We mostly use Linux machines with a sprinkling of Windows. I’m aware you can use the Windows permissions to manage ACLs but since I only use Linux myself, it would be a pain to manage.
Interestingly, the Samba documentation actually includes this as a specific use-case in its documentation. It states:
The ownership of new files and directories is normally governed by effective uid of the connected user. This option allows the Samba administrator to specify that the ownership for new files and directories should be controlled by the ownership of the parent directory.
Common scenarios where this behavior is useful is in implementing drop-boxes, where users can create and edit files but not delete them and ensuring that newly created files in a user’s roaming profile directory are actually owned by the user.
To me, having the server manage this itself is preferable over dicking around with Windows permissions (where mistakes can be made due to human error). This way, I only need to set the ACLs in FreeNAS then add the user to the appropriate group.
EDIT: Having worked on this issue for a few days now, I can’t conclude that it’s working as it should… it’s only kinda-sorta working.

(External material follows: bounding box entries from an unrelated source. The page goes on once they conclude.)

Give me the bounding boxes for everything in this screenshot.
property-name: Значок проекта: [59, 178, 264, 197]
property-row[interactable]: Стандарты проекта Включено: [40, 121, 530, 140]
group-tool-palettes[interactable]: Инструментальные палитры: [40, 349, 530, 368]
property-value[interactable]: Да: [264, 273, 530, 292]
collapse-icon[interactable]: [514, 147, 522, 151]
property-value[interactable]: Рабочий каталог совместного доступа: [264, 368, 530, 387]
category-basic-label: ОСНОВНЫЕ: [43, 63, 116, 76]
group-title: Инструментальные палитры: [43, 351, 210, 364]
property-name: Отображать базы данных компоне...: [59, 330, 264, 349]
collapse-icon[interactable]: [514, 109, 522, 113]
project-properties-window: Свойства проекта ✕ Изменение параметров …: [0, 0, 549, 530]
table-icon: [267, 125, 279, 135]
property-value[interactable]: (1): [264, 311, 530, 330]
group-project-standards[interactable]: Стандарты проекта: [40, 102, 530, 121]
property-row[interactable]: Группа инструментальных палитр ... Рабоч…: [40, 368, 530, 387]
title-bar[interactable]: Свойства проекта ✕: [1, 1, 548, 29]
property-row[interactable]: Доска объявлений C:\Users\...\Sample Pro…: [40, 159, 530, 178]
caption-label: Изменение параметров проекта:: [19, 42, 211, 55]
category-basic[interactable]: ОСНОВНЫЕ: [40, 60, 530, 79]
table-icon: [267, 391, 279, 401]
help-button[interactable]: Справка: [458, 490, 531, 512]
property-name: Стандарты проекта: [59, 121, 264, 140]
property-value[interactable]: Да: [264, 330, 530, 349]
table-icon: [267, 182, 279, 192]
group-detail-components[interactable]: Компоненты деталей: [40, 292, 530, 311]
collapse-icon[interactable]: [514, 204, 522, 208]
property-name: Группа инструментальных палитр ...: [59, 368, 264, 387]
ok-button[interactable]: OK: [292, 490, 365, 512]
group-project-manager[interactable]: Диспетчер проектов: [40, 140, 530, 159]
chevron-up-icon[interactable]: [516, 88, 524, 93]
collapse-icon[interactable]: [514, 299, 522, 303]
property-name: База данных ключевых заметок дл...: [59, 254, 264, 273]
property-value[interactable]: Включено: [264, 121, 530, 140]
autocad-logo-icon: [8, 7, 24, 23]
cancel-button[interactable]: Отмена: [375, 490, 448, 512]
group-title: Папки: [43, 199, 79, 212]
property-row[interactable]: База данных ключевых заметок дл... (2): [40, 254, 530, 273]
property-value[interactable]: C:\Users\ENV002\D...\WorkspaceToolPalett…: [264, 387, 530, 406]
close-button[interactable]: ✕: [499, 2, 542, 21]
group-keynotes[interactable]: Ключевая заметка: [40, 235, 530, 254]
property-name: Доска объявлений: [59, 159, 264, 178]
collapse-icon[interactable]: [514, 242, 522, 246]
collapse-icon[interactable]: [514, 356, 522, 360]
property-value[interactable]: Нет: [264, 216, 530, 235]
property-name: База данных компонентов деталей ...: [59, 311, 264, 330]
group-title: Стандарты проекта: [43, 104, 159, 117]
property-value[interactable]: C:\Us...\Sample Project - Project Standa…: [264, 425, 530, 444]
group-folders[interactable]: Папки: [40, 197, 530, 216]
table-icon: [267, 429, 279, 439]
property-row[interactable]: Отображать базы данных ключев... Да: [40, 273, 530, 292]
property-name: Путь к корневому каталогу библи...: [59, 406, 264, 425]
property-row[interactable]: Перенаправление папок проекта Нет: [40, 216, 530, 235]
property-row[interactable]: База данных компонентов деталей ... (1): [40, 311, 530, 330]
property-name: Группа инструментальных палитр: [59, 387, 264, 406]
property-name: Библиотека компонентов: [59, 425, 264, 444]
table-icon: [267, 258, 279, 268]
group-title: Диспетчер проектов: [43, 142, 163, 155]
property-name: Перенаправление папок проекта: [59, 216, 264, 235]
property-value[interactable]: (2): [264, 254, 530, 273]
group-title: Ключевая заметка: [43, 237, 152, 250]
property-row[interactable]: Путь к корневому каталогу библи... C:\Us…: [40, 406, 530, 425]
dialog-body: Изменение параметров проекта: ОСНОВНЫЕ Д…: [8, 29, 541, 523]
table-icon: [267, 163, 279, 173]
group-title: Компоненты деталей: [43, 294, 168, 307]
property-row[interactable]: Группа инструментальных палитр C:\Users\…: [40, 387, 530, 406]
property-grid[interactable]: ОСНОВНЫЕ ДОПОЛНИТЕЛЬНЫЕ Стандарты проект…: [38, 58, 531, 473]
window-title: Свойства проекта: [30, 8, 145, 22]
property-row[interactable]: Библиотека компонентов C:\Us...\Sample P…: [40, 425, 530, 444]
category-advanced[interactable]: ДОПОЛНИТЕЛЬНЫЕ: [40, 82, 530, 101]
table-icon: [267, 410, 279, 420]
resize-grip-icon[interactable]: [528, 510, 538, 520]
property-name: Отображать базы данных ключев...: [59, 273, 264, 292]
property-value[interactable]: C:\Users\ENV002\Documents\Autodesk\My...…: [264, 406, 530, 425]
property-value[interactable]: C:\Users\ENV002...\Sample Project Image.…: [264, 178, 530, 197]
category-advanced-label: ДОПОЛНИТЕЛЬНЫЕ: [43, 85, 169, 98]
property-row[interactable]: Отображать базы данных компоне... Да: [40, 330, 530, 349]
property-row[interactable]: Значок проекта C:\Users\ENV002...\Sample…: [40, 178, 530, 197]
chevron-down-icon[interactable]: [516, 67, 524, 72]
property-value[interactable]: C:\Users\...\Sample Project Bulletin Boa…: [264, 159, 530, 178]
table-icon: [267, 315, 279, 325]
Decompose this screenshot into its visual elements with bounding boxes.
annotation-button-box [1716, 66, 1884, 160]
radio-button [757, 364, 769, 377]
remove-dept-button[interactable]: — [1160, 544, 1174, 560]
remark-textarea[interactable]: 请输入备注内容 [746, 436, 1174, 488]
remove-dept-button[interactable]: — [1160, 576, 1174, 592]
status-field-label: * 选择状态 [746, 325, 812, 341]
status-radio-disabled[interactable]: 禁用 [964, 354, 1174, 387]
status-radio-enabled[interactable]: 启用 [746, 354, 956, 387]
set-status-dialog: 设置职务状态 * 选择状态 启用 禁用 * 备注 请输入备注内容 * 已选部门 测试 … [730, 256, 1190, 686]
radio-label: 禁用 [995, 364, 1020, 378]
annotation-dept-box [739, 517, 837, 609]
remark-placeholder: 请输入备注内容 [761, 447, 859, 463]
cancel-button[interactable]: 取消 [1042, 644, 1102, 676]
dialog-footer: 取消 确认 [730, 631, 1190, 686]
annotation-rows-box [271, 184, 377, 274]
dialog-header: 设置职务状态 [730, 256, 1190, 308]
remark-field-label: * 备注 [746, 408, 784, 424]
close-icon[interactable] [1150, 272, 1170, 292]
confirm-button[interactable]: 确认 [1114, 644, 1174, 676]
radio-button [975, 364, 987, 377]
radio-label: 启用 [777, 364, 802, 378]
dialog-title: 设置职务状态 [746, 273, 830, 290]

The above works only for files/folders in the root of a dataset, but don’t inherit properly into subfolders or files. This obviously creates a huge problem because those with write (but not delete) permissions can still delete files via SMB, even with an explicit deny ACL set recursively. I’ve been having some luck by setting dataset share types to “Generic” instead of “SMB” and ACL mode to “Passthrough” (even when used with SMB shares/clients). I’ll report back tomorrow with my findings.